Attorney Stewart Baker warns about the potential effects of the new law, indicating that if a user, for example, uploads a copyrighted video on YouTube more than once, they would fall under the category of “a pattern or racketeering” and as a result would face even harsher penalties, “at least if Justice gets its way.”
A number of free speech organizations like the American Civil Liberties Union and FreedomWorks have joined together to combat the DOJ’s efforts, submitting a letter to the Senate that states:
If a person assumes a fictitious identity at a party, there is no federal crime. Yet if they assume that same identity on a social network that prohibits pseudonyms, there may again be a CFAA violation. This is a gross misuse of the law.

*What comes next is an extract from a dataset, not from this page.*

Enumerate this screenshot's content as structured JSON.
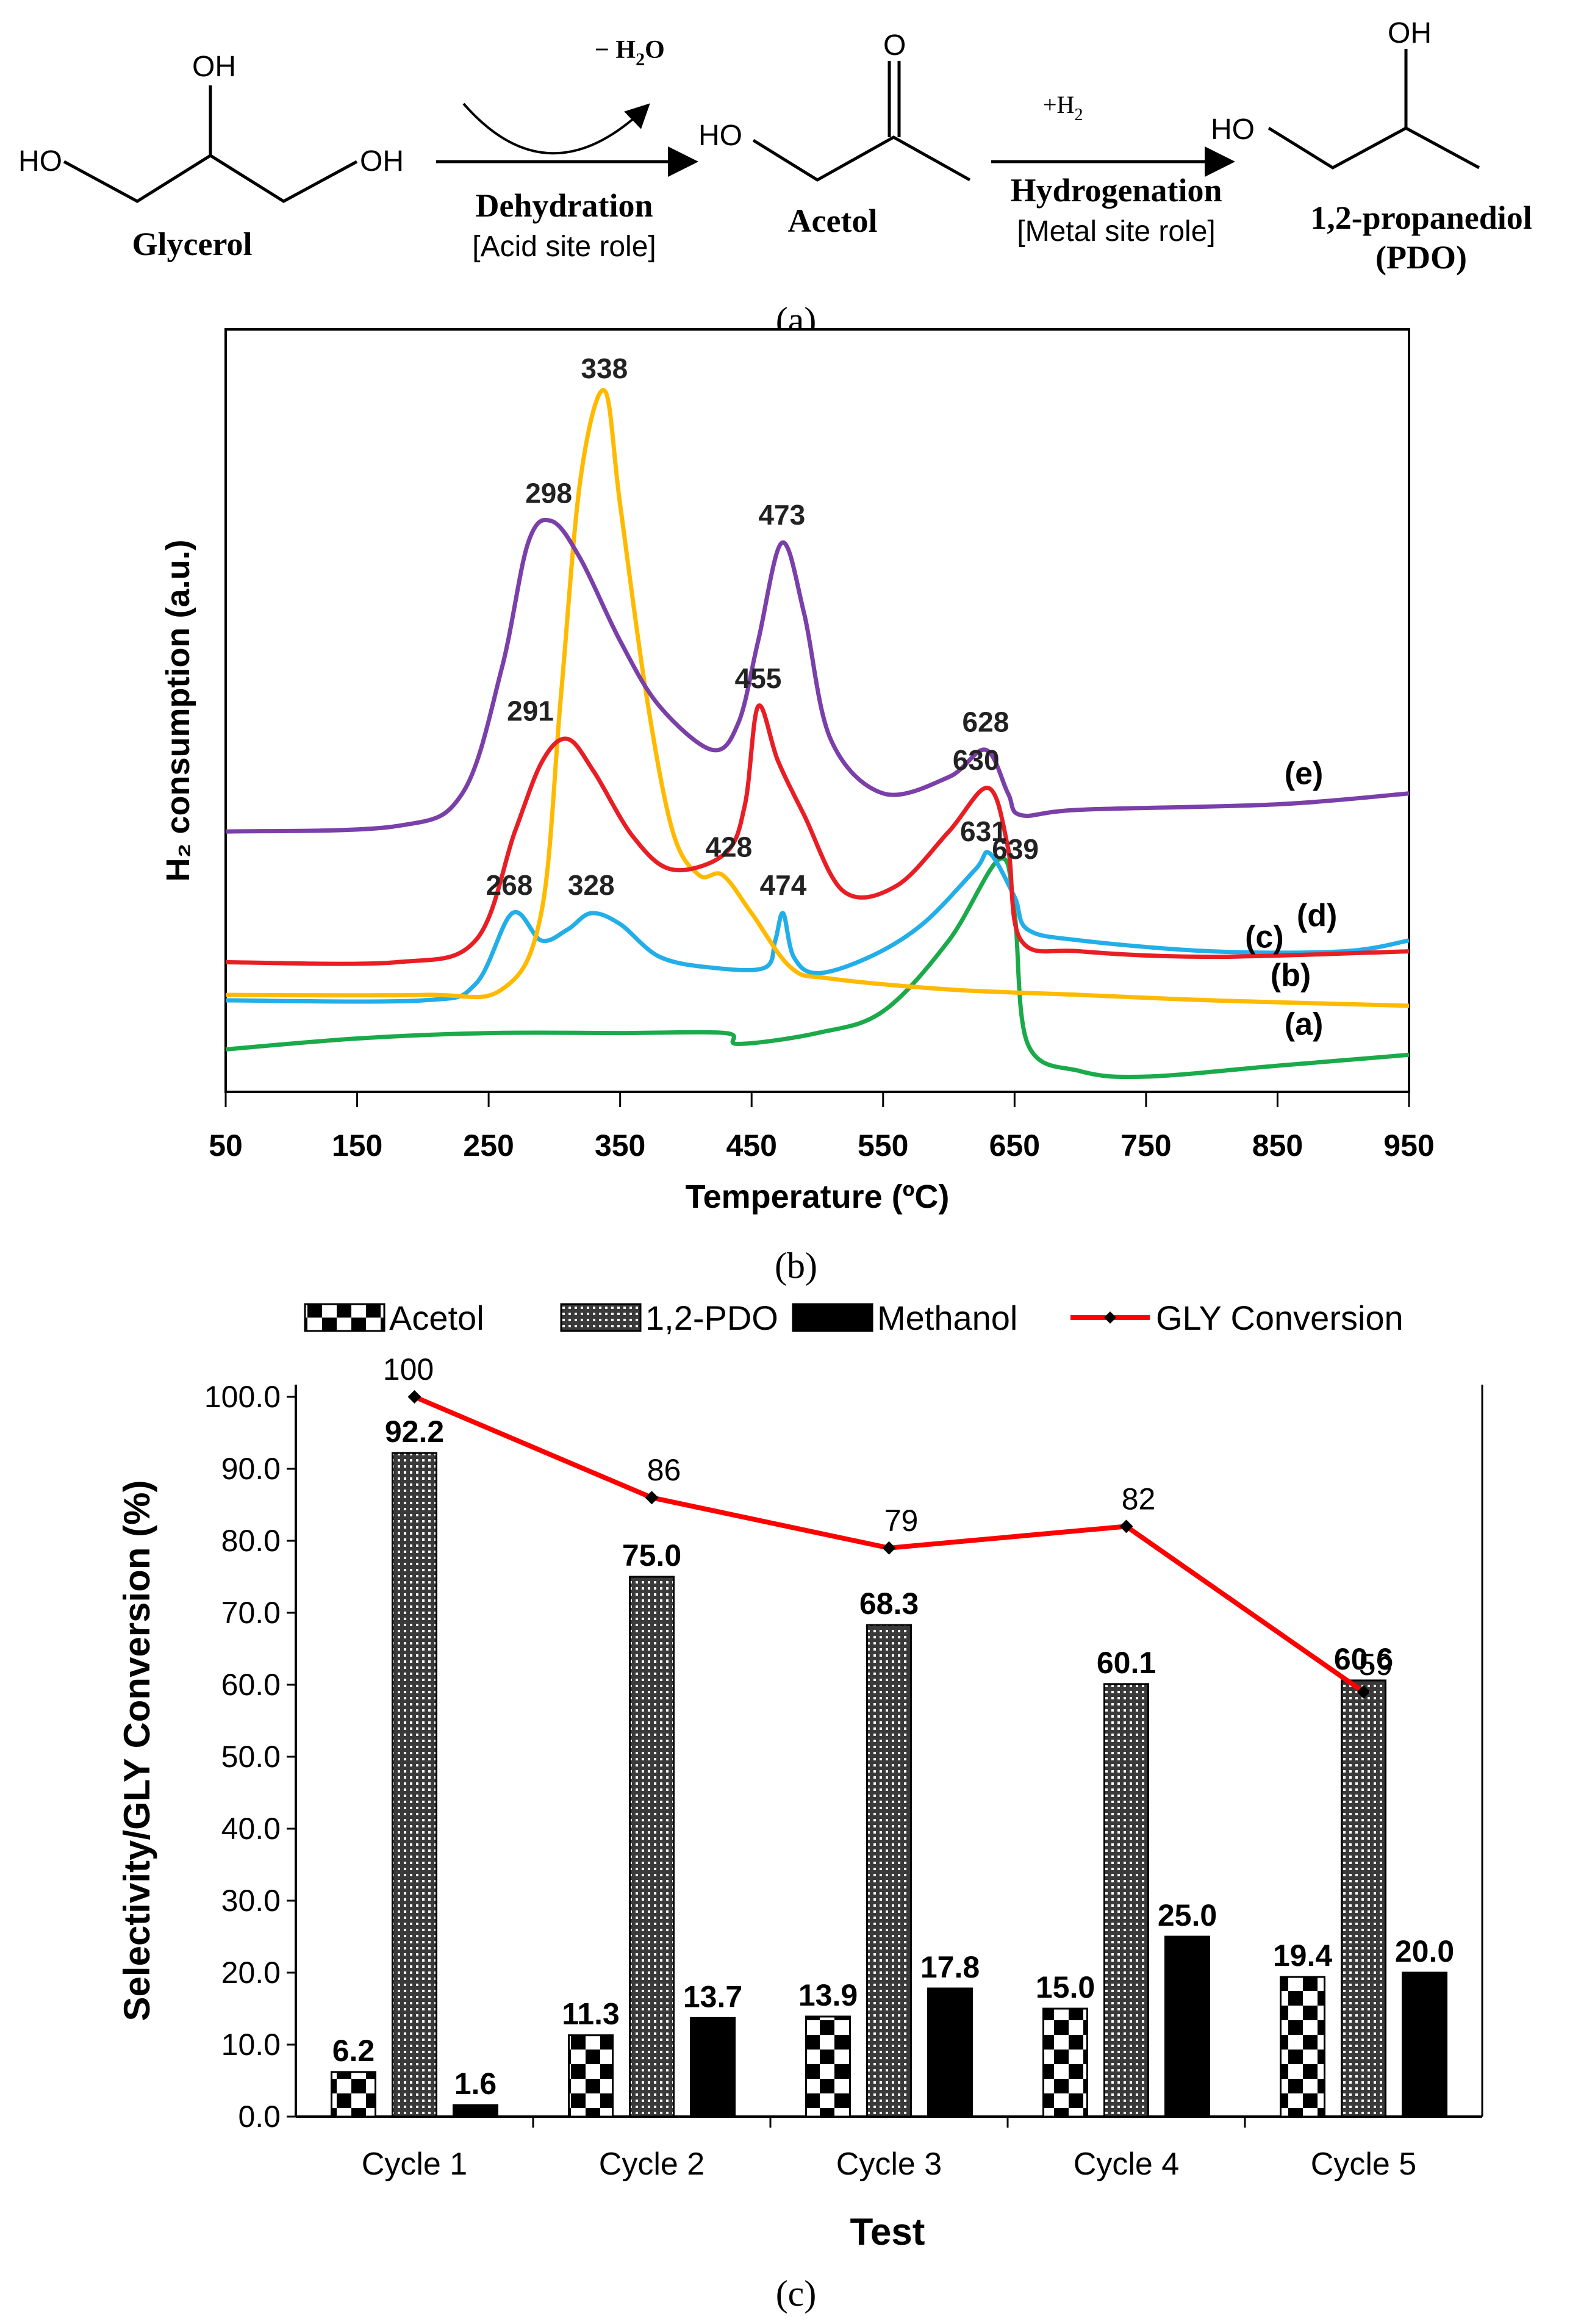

This is not the first time we have seen the federal government turn their attention to the Internet as an opportunity to provide security.
Senator Joe Lieberman attempted to pass legislation that mandates that Internet anonymity be outlawed and that individual IDs for Internet users be implemented. Lieberman apparently thinks that the United States should emulate the regulatory power found in communist China, stating on CNN: “Right now China, the government, can disconnect parts of its Internet in case of war and we need to have that here too.” He has moved to shutdown websites like Amazon and Wikileaks without a court order.

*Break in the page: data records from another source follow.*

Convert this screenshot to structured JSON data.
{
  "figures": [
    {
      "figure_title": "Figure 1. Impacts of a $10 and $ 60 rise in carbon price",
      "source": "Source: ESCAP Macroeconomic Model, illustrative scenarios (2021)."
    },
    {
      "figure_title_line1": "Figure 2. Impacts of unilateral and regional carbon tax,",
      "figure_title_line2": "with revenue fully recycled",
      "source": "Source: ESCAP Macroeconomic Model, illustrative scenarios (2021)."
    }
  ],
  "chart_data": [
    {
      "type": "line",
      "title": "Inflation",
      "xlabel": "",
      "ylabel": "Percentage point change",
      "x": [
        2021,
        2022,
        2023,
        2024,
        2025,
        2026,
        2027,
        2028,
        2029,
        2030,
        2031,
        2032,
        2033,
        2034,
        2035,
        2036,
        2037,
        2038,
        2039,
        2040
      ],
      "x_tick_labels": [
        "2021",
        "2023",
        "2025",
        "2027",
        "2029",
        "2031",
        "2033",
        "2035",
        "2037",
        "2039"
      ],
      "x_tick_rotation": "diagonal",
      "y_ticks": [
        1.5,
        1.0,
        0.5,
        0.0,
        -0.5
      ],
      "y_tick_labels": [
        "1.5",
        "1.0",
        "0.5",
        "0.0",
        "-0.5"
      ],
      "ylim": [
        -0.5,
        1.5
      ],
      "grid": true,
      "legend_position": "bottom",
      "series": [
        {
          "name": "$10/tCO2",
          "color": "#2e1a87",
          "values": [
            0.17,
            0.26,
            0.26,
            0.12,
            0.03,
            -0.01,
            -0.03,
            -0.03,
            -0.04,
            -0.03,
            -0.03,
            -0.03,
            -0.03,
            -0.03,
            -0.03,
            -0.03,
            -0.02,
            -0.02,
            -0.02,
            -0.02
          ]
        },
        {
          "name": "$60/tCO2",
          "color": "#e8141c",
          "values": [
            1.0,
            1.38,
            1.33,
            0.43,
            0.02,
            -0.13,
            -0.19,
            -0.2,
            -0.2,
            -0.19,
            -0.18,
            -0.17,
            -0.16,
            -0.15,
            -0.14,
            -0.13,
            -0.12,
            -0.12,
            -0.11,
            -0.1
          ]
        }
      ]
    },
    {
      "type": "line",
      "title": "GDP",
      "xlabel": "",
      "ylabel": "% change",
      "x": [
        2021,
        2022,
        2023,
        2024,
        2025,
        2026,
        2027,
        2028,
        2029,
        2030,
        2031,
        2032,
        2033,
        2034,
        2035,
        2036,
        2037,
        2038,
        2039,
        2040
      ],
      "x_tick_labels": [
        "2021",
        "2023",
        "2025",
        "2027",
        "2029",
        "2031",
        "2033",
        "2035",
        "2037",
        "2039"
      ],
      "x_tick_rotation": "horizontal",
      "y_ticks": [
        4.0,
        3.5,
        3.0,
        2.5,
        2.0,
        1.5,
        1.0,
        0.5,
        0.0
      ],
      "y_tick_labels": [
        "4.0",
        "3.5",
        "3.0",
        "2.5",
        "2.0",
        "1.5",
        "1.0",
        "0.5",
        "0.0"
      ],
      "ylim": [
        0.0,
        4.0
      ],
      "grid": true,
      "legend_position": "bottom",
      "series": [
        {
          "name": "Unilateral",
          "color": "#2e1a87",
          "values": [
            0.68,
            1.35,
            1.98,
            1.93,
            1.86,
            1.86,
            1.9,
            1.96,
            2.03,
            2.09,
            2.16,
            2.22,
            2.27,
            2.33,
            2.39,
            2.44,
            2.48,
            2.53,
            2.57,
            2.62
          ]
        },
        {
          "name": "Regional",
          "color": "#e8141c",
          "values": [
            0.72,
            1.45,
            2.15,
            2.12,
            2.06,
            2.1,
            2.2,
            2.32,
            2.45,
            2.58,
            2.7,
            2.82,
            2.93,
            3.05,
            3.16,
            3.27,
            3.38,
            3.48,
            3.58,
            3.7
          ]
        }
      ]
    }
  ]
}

Likewise, the United States House of Representatives recently introduced a "rogue websites” bill that has attracted bipartisan support because it forces Internet Service Providers to create a list of banned websites and prevent users of those websites from accessing their sites. The list of websites is similar to the “ban lists” found in China. Entitled the Stop Piracy Act, the bill reads:
“A service provider shall take technically feasible and reasonable measures designed to prevent access by its subscribers located within the United States to the foreign infringing site (or portion thereof) that is subject to the order, including measures designed to prevent the domain name of the foreign infringing site (or portion thereof) from resolving to that domain name’s Internet Protocol address.”
While the touted focus of the bill is on foreign websites, it may just as easily be applied to all .com domains.
The very language of the bill indicates it is trying to empower the federal government to ban websites.
“Internet Service Providers would face new and open-ended obligations to monitor and police user behavior,” the Center for Democracy and Technology said. “Payment processors and ad networks would be required to cut off business with any website that rightsholders allege hasn’t done enough to police infringement.”
The government has already taken the authority to demand that websites remove information and videos that contain too much “government criticism.” Google admits that there has been a 70 percent increase in the number of requests by the federal government to takedown certain information.
“In the US, Google received 757 takedown requests across its sites and services, up 70 per cent from the second half of last year,” reports technology website V3.co.uk.“US authorities also called for the removal of 113 videos from YouTube, including several documenting alleged police brutality which Google refused to take down.”
In Google’s newly released transparency report, it reveals that the number of “user data requests” by United States authorities has increased by 29 percent over the course of the last reporting period. In the case of the removal of a YouTube video, for example, the reason listed was “government criticism,” and no content for the video was indicated or explained. Other videos that pertain to police brutality have been ordered to be taken down on the grounds of defamation.
As YouTube has already been on the federal government’s radar, it seemed only a matter of time before the government found a reason to criminalize the uploading of YouTube videos.